Lisboa - O anúncio do abandono de José Eduardo dos Santos da presidência de Angola ao fim de quase 40 anos pode não trazer grandes mudanças no sistema angolano, com o líder do regime a mover-se para proteger o grupo de interesses que criou nas últimas décadas. A saída, ainda sem sucessor definido, pode mesmo estar em causa, considera Ricardo Soares de Oliveira, professor de Política Africana na Universidade de Oxford.

Fonte: Observador

Numa coluna de opinião publicada no Financial Times, o também autor do livro “Magnificent and Beggar Land. Angola since the Civil War” (edição portuguesa da Tinta da China: “Magnífica e Miserável – Angola desde a Guerra Civil”), sobre a forma como a atual oligarquia acumulou poder e riqueza, diz que há muitas dúvidas sobre se José Eduardo dos Santos abandonará a Presidência de Angola em 2018 e, mesmo que o faça, sobre a forma como o fará.


“Não deu qualquer pista sobre se ainda iria liderar a lista do MPLA às eleições de 2017; nem nomeou o seu sucessor”, escreve Ricardo Soares Oliveira, lembrando que durante as décadas que esteve no poder (desde 1979) José Eduardo dos Santos construiu uma rede de interesses instalados, beneficiando com as receitas da venda de petróleo um pequeno grupo de oligarcas que investem sobretudo fora de Angola, e estes não vão abdicar facilmente do poder que detêm.


O professor de Oxford lembra também que não é a primeira vez que Eduardo dos Santos promete que vai abandonar a presidência, e que o ceticismo dos angolanos sobre o anúncio do seu Presidente pode ter fundamento: “se calhar está a preparar terreno para se candidatar novamente em 2017, e pode renunciar à sua promessa mais tarde”.

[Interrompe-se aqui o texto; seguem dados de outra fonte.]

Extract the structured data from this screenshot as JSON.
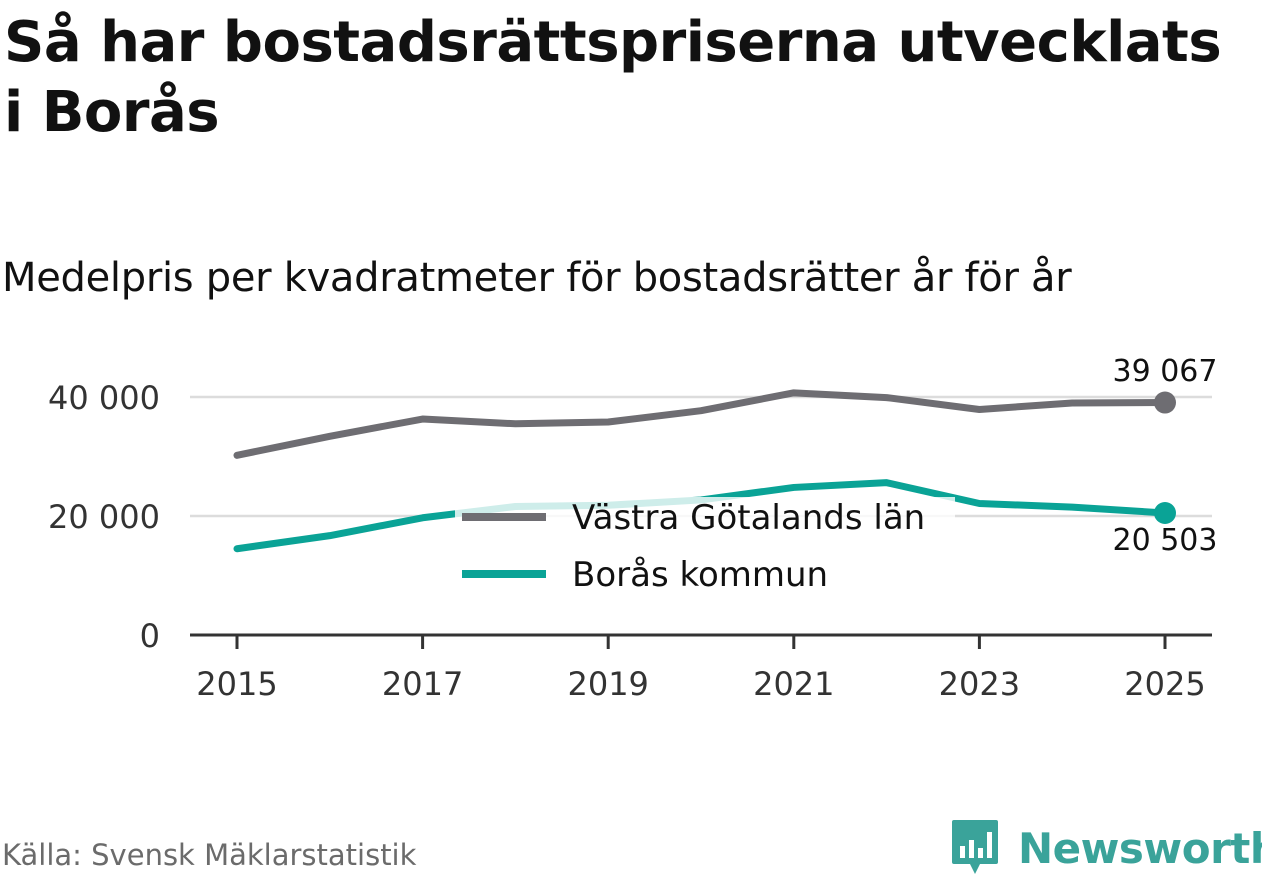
{
  "title": "Så har bostadsrättspriserna utvecklats i Borås",
  "subtitle": "Medelpris per kvadratmeter för bostadsrätter år för år",
  "source": "Källa: Svensk Mäklarstatistik",
  "brand": {
    "name": "Newsworthy",
    "icon": "newsworthy-logo-icon",
    "color": "#3aa39a"
  },
  "chart_data": {
    "type": "line",
    "x": [
      2015,
      2016,
      2017,
      2018,
      2019,
      2020,
      2021,
      2022,
      2023,
      2024,
      2025
    ],
    "series": [
      {
        "name": "Västra Götalands län",
        "color": "#6e6d72",
        "values": [
          30200,
          33400,
          36300,
          35500,
          35800,
          37700,
          40700,
          39900,
          37900,
          39000,
          39067
        ],
        "end_label": "39 067"
      },
      {
        "name": "Borås kommun",
        "color": "#0aa396",
        "values": [
          14500,
          16700,
          19700,
          21600,
          21800,
          22700,
          24800,
          25600,
          22100,
          21500,
          20503
        ],
        "end_label": "20 503"
      }
    ],
    "xticks": [
      "2015",
      "2017",
      "2019",
      "2021",
      "2023",
      "2025"
    ],
    "yticks": [
      "0",
      "20 000",
      "40 000"
    ],
    "ylim": [
      0,
      40000
    ],
    "xlim": [
      2015,
      2025
    ],
    "legend": "center",
    "grid": true,
    "xlabel": "",
    "ylabel": ""
  }
}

Mesmo que isso não venha a acontecer, há ainda a questão da sucessão. Sem nomear um sucessor, há já vários nomes que podem estar em cima da mesa, diz Ricardo Soares de Oliveira, lembrando, por exemplo, o nome do seu filho mais velho, José Filomeno, que gere o poderoso fundo soberano de Angola, e questionando a capacidade do seu vice-presidente, Manuel Vicente, ex-presidente da petrolífera estatal Sonangol, para assumir o cargo face às acusações de corrupção que têm surgido.


Certo, diz o professor de Oxford, é que falar sobre o abandono de José Eduardo dos Santos nesta altura é precipitado, considerando tudo isto e que, por exemplo, a sua filha, a mulher mais rica de Angola, Isabel dos Santos, tem sido nomeada para várias comissões – como a responsável por desenhar a estratégia de privatização da Sonangol – que podem influenciar e garantir os interesses do grupo de privilegiados que o regime de Eduardo dos Santos criou nos quase quarenta anos no poder.